Вытянулся, потом приподнялся на локтях и попытался встать на ноги. Не удалось: потемнело в глазах и в голове отчаянно загудело. Сидел, оглядывался и соображал. Опять стошнило. Снова пытаюсь подняться. Меня качает, но все же остаюсь на ногах. Вся бухта передо мной как на ладони, но парохода нет. Решаю взобраться на ближайшую скалу и взглянуть оттуда.

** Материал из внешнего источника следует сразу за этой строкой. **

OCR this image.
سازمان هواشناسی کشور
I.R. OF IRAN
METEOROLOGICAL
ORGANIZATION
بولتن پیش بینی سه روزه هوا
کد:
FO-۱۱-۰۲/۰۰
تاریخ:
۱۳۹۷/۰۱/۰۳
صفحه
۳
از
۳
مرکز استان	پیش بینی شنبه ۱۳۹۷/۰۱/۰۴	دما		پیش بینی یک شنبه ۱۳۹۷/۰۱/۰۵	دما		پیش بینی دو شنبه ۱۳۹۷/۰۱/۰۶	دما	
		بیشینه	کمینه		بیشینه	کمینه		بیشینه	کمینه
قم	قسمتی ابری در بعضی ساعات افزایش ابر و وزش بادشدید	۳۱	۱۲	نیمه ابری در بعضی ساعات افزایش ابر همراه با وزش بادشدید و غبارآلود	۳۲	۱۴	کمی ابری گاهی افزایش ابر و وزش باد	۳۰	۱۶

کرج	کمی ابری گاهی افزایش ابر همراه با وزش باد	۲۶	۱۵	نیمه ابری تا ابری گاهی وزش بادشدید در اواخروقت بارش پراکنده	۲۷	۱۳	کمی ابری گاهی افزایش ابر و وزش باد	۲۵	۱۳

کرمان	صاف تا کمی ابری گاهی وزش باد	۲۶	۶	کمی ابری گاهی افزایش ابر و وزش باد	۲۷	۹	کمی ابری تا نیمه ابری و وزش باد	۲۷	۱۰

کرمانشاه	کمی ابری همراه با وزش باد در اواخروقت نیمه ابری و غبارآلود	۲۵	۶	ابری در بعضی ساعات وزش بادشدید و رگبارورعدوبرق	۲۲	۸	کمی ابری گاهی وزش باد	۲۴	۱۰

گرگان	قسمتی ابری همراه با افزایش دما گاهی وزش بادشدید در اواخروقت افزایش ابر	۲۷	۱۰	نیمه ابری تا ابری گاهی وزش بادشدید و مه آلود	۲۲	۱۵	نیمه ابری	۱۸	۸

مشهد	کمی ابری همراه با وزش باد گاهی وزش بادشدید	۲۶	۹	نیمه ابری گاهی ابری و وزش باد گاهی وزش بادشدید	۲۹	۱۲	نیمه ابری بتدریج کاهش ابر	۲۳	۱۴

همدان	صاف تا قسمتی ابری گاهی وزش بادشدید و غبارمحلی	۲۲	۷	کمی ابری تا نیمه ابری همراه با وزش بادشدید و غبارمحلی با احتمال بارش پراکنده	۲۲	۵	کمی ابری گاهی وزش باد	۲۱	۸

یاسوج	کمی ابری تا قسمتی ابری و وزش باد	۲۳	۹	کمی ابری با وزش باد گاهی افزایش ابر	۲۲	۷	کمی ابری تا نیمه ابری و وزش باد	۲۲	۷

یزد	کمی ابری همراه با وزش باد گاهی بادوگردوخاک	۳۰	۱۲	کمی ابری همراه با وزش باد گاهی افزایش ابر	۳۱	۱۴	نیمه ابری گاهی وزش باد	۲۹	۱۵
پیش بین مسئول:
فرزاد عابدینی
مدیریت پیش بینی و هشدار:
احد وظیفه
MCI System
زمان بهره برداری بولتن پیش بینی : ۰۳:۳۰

Однако не сделал я и пятидесяти шагов, как меня снова качнуло, и я удержался от падения, только прислонившись к высокому камню. Отдышался, оправился и хотел было пуститься в дальнейший путь, когда взгляд мой упал на бочонок с водой и мешок с провизией. Значит впопыхах их позабыли захватить. Жадно потянулся к кружке, дрожащей рукой налил ее до краев и выпил одним глотком. Почувствовал во рту сильный винный запах: очевидно кто-то оставил в кружке ром. Это дало мне новые силы.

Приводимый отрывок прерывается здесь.